I am trying to find the rotation matrix from quaternion. I am using predefined functions from numpy and scipy. I have tried it for a long time and even tried to change the dimensions of the array. At first I was getting a 4D array. Something like (3,4,17291,1). I reshaped and reduced the size. Even after that the finction is taking a 3D array (4, 17291, 1).
quat_w = dat[[" IMU2.quat_w"]]
quat_i = dat[[" IMU2.quat_i"]]
quat_j = dat[[" IMU2.quat_j"]]
quat_k = dat[[" IMU2.quat_k"]]
len_array = len(quat_w)
quat_temp = np.array([quat_w, quat_i, quat_j, quat_k])

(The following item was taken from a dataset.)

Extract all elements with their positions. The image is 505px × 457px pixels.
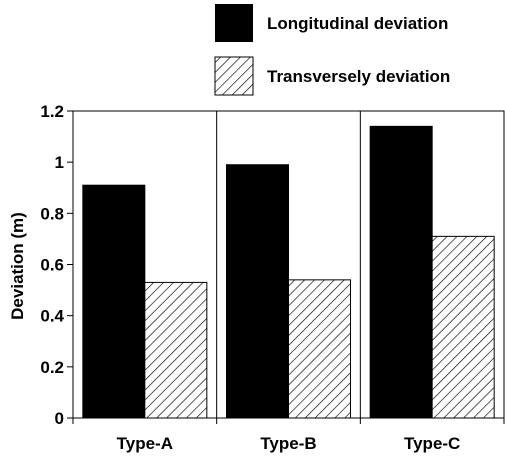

quat = np.reshape(quat_temp, (4, len_array))
from scipy.spatial.transform import Rotation as R
rot = R.from_quat([quat_w, quat_i, quat_j, quat_k])
Error:
ValueError Traceback (most recent call last)
Input In [86], in <cell line: 2>()
1 from scipy.spatial.transform import Rotation as R
----> 2 rot = R.from_quat([quat_w, quat_i, quat_j, quat_k])
File rotation.pyx:626, in scipy.spatial.transform.rotation.Rotation.from_quat()
File rotation.pyx:515, in scipy.spatial.transform.rotation.Rotation.__init__()
ValueError: Expected `quat` to have shape (4,) or (N x 4), got (4, 17219, 1).
CodePudding user response:
Rotate.from_quat
expects to get a list of quaternions. You're not passing that. You're passing a list of four lists of coordinates. It wants the first row to have [x,y,z,w], then the next row to have another [x,y,z,w]. That means you need to transpose what you have.
You'll have to do something like this, untested of course, since we have none of your data:
quat_w = dat[[" IMU2.quat_w"]]
quat_i = dat[[" IMU2.quat_i"]]
quat_j = dat[[" IMU2.quat_j"]]
quat_k = dat[[" IMU2.quat_k"]]
quat = np.array([quat_i, quat_j, quat_k, quat_w]).T
from scipy.spatial.transform import Rotation as R
rot = R.from_quat(quat)
I am assuming here that quat_w
and friends are just vectors of components. That is, a 1-D list of numbers.